Si aggrava di ora in ora il bilancio a seguito degli scontri nel comprensorio di Tripoli, in Libia. Ad oggi si contano infatti 376 morti, 1.822 feriti e oltre 45200 sfollati dall’inizio della guerra in Libia. Lo ha reso noto su twitter l’Organizzazione mondiale della sanità (Oms) in Libia.
Sempre l’Oms ha aggiunto di “unirsi all’Ufficio delle Nazioni Unite per gli Affari umanitari (Ocha) e ad altre organizzazioni nel chiedere un immediato cessate il fuoco. Secondo l’Ocha sono 3.340 i rifugiati e migranti intrappolati in centri di detenzione situati in aree colpite dai combattimenti o in aree a rischio di conflitto armato.
Guerra in Libia, i numeri
“Bisogna fermare Khalifa Haftar” prima “che accada davvero qualche guaio”, anche in considerazione del fatto che il generale “ha dimostrato di essere militarmente molto debole”. In caso di una situazione di equilibrio bellico, “si rischia uno stallo che potrebbe andare avanti a lungo e con un grande perdente: le popolazioni libiche”. È il parere dell’ex Capo di Stato maggiore dell’Aeronautica Militare e della difesa, Vincenzo Camporini.

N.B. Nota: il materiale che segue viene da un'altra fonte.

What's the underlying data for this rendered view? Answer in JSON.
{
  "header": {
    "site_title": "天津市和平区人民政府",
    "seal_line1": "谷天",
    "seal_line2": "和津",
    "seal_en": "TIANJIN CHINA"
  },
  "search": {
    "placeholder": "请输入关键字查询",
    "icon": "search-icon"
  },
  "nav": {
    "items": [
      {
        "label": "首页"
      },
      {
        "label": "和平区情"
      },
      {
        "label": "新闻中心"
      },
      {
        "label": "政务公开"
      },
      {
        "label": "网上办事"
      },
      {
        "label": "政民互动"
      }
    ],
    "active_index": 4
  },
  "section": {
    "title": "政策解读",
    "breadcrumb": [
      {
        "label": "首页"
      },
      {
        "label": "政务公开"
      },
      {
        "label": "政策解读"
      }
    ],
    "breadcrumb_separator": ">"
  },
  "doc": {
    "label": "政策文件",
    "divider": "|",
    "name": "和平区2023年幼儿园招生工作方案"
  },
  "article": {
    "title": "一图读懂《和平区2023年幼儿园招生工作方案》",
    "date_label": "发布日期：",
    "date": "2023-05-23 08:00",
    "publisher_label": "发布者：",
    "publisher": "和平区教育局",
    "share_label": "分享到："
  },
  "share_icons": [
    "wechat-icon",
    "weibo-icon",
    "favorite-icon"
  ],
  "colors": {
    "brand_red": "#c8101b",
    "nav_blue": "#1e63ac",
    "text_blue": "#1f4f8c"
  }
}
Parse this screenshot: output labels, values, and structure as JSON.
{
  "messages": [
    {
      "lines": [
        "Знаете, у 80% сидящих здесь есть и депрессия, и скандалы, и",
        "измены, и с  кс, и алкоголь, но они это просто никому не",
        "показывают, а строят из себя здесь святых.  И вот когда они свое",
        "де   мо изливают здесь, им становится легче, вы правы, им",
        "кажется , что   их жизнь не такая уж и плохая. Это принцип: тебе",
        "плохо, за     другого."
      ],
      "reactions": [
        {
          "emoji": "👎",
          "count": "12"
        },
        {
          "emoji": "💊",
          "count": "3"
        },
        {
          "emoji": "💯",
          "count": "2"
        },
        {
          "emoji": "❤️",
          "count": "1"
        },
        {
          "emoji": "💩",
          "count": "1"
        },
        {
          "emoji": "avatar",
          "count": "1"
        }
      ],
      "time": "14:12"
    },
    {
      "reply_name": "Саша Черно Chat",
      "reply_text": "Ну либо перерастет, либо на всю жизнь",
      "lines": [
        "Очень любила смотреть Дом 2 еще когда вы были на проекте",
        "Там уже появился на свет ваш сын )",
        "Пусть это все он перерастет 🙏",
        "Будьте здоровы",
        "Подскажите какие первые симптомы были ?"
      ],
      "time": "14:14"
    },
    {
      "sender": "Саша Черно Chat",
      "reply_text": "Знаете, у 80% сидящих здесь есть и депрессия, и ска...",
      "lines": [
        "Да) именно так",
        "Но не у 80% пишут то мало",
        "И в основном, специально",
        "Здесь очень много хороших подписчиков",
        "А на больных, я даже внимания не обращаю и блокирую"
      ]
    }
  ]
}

Camporini ha parlato di un “paradossale” equilibrio precedente all’attacco di Haftar, con “grande instabilità e grande stabilità allo stesso tempo, che poteva continuare per molti anni”. Secondo l’alto ufficiale, “importante è che ci sia l’unità di due elementi: la Compagnia petrolifera libica (Noc) e la Banca centrale”. Invece, “l’attacco di Haftar ha scombinato le carte e creato le premesse perché accada qualche guaio. Ora, bisogna fermare Haftar, dire che siamo equidistanti è politicamente molto sbagliato. Non si può appoggiare Haftar”.
L’Eni non rischia
“Non c’è un pericolo per l’Eni” nella guerra divampata in Libia, perché “il 95 per cento delle sue attività sono nell’area a occidente di Tripoli. Finché c’è una posizione forte di Misurata, che ha le migliori milizie sul terreno, non vedo rischi”, aggiunge Camporini. Secondo Camporini, l’Eni può contare anche su un buon “rapporto con il territorio, sviluppato nel corso dei decenni”. “Una politica per cui le popolazioni sono le prime a capire che è interesse di tutti il fatto che continuino queste attività; le popolazioni sono i primi difensori delle infrastrutture dell’Eni”
L’ex Capo di Stato maggiore della AM, è convinto anche della “necessità di trovare un accordo con la Francia”, sebbene tra Parigi e Roma ci siano “interessi sovrapponibili”: si possono “trovare elementi di convergenza che confluiscano insieme in una politica comune che salvaguardi gli interessi di Total e di Eni”. E gli Stati Uniti? “Della Libia agli Stati Uniti non interessa nulla, inoltre, una posizione ha il presidente Trump, un’altra il Pentagono e un’altra ancora il Dipartimento di Stato e questo non è bene”, ha concluso Camporini.